I am a sneakerhead. I have 60 pairs of sneakers. I have enough pairs that I’m just estimating, really. I also don’t particularly love spending money, so a lot of my kicks were purchased off clearance racks at outlets—where already-discounted sneakers are discounted again. Because I’m me, I even remember specific deals I got. The pair of KDs I play basketball in cost me $38 at Ross. The LD-1000 x Roche hybrid sneakers were $12.51 at a Nike outlet. These generic, super-comfortable Air Maxes, which didn’t even have a box and I have no idea what model they are, were at the outlets for $8. I will even rank the Philadelphia-area Nike outlets for you: Atlantic City, Franklin Mills, Reading, Limerick, Gloucester.

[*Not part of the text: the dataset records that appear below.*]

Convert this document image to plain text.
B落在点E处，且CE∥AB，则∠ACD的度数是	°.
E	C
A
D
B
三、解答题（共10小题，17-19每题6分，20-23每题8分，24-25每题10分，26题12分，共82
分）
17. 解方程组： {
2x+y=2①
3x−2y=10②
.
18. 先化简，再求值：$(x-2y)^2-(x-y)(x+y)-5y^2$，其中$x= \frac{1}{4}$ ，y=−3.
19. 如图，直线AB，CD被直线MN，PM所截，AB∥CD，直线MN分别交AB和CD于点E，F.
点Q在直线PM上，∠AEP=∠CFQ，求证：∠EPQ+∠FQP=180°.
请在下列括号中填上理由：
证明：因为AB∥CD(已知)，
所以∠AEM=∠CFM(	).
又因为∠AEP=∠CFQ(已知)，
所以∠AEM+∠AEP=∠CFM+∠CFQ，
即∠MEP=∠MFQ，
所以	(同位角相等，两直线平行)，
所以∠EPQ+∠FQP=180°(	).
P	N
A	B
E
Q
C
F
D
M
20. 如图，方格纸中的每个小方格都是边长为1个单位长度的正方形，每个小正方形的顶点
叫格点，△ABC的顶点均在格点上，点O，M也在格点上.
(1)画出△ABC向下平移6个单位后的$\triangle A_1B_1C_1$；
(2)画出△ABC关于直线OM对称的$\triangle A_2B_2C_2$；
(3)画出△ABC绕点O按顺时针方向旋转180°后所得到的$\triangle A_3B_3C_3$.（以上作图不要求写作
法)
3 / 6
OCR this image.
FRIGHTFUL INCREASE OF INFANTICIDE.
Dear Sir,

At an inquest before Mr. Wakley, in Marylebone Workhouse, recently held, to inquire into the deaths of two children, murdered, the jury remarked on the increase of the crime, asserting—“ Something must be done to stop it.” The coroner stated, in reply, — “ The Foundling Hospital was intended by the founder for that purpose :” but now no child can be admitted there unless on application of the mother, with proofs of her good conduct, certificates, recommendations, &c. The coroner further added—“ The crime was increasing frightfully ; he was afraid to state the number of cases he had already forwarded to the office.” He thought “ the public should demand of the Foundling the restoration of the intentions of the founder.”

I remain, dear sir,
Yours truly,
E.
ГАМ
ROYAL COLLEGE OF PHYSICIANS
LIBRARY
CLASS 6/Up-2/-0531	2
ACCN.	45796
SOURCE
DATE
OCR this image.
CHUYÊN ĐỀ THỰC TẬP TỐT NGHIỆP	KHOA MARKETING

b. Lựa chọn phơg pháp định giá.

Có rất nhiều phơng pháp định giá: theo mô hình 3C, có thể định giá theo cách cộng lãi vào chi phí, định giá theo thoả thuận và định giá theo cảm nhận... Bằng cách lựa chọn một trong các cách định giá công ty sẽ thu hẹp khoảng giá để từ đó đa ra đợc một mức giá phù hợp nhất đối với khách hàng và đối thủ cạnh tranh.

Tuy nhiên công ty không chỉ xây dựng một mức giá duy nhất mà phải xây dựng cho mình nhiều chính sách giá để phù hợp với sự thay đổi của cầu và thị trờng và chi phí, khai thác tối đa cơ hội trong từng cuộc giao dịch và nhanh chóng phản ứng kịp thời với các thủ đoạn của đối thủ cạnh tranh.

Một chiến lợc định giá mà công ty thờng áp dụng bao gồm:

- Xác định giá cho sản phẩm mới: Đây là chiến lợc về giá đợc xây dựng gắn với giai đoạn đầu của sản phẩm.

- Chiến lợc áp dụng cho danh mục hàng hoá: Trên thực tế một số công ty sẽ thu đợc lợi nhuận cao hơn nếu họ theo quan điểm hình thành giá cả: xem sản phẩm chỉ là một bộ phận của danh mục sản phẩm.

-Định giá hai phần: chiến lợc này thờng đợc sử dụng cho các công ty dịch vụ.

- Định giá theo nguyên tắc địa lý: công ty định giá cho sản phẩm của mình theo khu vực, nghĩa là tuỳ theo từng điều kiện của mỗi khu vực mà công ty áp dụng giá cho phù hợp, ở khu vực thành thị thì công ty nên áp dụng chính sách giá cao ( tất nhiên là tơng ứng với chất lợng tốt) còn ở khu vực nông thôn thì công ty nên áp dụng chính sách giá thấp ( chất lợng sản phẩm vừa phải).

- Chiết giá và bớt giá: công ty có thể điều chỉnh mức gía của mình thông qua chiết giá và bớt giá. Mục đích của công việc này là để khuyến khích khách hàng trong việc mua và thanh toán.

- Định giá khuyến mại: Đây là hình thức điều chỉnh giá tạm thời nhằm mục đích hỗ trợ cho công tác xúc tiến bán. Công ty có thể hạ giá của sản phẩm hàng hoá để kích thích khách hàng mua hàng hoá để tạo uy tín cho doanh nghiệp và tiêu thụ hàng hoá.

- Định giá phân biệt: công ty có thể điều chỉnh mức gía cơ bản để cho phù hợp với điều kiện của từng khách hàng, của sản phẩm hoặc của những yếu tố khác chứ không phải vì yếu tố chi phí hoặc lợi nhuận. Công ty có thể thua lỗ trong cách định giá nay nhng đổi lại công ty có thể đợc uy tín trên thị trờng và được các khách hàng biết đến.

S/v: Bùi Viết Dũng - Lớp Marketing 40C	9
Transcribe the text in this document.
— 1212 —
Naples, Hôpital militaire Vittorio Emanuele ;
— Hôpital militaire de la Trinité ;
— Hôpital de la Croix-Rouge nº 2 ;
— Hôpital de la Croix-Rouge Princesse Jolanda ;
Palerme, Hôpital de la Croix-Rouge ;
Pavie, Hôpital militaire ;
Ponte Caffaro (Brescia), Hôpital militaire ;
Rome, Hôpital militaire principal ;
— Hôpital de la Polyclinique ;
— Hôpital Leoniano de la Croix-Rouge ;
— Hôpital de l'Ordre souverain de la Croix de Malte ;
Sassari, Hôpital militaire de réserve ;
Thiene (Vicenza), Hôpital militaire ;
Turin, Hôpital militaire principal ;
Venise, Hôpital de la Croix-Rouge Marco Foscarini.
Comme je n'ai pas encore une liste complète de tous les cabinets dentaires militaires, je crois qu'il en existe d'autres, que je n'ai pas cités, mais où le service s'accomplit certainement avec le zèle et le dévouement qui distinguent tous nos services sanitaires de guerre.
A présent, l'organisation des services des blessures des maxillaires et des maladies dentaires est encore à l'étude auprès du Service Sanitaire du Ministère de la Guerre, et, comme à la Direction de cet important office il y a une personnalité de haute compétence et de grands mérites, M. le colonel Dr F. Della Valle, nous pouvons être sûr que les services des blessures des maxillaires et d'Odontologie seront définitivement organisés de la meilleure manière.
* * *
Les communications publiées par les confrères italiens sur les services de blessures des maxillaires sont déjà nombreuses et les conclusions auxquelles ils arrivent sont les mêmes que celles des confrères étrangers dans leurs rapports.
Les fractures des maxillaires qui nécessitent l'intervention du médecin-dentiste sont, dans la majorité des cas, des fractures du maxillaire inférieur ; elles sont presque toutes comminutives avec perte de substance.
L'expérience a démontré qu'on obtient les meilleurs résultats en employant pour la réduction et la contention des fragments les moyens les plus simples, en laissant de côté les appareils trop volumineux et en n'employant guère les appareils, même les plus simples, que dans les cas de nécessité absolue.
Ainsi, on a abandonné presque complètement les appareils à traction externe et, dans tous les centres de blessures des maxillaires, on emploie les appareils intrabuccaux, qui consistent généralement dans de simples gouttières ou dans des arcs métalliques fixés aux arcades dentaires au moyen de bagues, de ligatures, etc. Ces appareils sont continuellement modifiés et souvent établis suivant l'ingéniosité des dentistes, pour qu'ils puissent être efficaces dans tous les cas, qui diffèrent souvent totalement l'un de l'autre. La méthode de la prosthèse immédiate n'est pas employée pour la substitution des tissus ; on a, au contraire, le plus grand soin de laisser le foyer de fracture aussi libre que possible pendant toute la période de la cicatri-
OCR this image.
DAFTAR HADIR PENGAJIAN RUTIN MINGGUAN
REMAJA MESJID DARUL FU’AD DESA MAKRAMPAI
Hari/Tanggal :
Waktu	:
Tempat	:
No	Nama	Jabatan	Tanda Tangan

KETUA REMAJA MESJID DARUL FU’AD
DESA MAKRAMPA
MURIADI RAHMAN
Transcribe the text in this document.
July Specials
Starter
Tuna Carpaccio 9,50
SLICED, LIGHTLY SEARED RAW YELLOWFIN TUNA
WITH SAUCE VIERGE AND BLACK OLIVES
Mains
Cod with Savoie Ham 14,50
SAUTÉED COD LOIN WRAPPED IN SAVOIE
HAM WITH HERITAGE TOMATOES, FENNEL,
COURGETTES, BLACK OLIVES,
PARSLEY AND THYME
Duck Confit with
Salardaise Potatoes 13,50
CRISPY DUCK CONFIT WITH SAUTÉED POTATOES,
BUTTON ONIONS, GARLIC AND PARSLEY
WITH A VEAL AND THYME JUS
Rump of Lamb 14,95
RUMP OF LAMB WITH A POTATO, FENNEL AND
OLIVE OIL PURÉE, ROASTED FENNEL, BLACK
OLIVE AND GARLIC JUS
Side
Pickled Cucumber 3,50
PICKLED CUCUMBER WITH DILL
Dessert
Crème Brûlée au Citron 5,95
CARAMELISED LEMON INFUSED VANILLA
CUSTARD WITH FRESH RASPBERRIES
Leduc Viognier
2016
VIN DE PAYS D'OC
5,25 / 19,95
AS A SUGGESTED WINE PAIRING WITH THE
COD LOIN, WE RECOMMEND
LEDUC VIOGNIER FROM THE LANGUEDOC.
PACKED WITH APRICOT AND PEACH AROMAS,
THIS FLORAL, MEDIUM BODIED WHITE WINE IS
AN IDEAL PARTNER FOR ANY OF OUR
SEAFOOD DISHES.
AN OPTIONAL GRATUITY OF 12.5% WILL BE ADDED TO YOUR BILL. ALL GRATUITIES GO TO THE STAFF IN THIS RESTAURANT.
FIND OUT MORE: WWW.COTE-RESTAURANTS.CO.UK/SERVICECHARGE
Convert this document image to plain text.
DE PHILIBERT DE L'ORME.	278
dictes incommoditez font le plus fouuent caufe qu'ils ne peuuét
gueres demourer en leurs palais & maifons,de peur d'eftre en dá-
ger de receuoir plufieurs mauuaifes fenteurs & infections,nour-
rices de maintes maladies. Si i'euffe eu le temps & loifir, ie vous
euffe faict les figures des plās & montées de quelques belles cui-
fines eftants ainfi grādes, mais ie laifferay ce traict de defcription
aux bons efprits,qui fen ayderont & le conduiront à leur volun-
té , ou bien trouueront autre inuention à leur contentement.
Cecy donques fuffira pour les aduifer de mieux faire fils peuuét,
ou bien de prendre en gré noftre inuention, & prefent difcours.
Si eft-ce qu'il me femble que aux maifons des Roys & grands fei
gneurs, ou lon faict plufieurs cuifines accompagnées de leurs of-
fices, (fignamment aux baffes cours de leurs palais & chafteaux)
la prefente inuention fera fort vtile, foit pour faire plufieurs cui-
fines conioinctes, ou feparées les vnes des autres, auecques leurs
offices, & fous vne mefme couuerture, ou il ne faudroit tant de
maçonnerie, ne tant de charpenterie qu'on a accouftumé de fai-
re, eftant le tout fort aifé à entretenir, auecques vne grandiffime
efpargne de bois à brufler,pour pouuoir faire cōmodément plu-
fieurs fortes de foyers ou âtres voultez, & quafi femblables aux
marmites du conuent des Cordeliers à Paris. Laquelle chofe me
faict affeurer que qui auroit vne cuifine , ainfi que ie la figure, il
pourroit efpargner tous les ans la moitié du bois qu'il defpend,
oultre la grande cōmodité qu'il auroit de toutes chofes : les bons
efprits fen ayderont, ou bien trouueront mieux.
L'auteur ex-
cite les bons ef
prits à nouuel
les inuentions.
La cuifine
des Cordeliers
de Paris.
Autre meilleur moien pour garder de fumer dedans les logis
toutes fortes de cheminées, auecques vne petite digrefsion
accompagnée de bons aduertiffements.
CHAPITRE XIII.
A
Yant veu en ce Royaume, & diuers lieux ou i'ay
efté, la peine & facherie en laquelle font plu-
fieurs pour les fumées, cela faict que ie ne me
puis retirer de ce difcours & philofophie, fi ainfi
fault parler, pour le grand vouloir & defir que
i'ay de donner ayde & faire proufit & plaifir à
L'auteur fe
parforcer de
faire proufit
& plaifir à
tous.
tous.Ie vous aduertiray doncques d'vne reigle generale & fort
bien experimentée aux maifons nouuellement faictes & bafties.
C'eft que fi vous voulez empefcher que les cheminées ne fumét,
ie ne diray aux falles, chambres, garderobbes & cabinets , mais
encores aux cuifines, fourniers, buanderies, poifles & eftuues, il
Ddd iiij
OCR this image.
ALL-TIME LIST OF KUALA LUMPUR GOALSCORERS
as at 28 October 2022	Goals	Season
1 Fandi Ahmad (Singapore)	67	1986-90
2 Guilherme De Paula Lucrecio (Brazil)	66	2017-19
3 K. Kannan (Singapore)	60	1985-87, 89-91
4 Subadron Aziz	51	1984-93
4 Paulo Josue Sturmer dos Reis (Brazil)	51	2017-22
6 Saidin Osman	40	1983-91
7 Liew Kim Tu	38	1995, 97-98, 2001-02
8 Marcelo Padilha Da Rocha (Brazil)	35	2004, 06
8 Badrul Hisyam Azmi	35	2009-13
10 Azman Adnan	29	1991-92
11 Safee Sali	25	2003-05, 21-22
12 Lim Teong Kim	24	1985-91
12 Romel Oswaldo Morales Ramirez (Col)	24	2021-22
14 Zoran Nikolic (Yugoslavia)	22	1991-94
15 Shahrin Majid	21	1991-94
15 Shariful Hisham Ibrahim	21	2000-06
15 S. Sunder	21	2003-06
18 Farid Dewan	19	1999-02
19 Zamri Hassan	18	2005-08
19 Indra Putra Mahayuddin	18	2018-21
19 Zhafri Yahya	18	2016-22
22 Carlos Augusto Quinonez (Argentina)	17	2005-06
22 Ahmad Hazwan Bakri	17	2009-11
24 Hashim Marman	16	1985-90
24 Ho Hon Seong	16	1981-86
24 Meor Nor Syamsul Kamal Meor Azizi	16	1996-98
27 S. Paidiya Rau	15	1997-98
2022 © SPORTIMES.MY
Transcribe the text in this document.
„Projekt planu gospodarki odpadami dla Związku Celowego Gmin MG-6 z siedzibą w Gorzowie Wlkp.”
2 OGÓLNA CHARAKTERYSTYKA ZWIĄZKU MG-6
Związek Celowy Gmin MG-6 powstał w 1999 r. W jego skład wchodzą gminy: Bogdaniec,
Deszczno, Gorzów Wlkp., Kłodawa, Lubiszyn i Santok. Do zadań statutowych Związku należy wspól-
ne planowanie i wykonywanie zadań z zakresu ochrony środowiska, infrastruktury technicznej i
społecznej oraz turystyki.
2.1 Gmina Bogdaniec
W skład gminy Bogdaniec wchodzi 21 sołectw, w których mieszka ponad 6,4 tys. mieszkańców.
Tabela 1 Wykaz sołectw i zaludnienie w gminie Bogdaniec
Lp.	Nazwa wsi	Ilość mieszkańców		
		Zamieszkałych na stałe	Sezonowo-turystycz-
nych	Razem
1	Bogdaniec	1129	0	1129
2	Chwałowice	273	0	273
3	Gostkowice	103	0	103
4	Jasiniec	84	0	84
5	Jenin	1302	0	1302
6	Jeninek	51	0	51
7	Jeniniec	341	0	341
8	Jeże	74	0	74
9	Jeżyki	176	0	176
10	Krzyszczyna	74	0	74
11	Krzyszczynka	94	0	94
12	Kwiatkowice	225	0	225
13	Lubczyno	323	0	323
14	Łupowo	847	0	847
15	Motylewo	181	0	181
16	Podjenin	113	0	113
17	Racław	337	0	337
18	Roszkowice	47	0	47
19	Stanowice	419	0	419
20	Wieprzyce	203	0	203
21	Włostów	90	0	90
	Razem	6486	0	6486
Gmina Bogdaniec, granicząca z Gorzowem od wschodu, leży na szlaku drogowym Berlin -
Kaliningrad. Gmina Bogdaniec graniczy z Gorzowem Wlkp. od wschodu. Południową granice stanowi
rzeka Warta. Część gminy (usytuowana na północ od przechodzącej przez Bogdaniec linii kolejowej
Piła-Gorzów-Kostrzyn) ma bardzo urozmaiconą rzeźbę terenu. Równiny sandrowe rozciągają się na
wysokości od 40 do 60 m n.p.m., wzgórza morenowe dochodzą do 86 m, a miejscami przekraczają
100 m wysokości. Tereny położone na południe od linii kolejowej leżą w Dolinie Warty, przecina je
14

But, because I’m prone to hype and I like fashion, I also traffic in higher-end sneakers. I wear my Jordan XI Breds with my black suit. I once camped out at a sneaker store for limited-edition New Balances which now reside on my dresser in a fancy wooden box. I have bought kicks from the Shoezeum’s sales.

A lot of sneakers are sold in raffles. I enter lots, and almost never win. I also have long been a fan of Kanye West as a musician, and I was interested in Yeezy sneakers. I once decided I was going to leave a job because I could not get the day off to go on a scavenger hunt to win the chance to buy Yeezys from a sneaker store. They were hyped. They were limited. I wanted his Nike sneakers. When he moved to Adidas, I wanted those sneakers. But I kept losing raffles. It was fine. Whatever. I didn’t really need them.

Sneakers are like high fashion. A lot of stuff that’s really cool is so because it’s exclusive. But even my $900 worth of Yeezys aren’t that expensive compared to high-end designer brands. Sneakers are relatively cheap at retail. They become exclusive (and expensive, on the resale market) due to intentional scarcity. Every Yeezy sneaker until last weekend has basically sold out instantly.

So why doesn’t Adidas, and why didn’t Nike before it, simply make more to meet demand? Because the idea is to create artificial scarcity to build hype. Yeezys are not Starburys. Yeezy sneakers are hot not just because they’re endorsed by a popular musician (who got more famous when he married into a family with a TV show). They’re hot because they’re hard to get. It’s a con, but it works. “I’m gonna make sure everyone gets Yeezys,” which West said in 2015, was long a joke. Adidas doesn’t make many of them.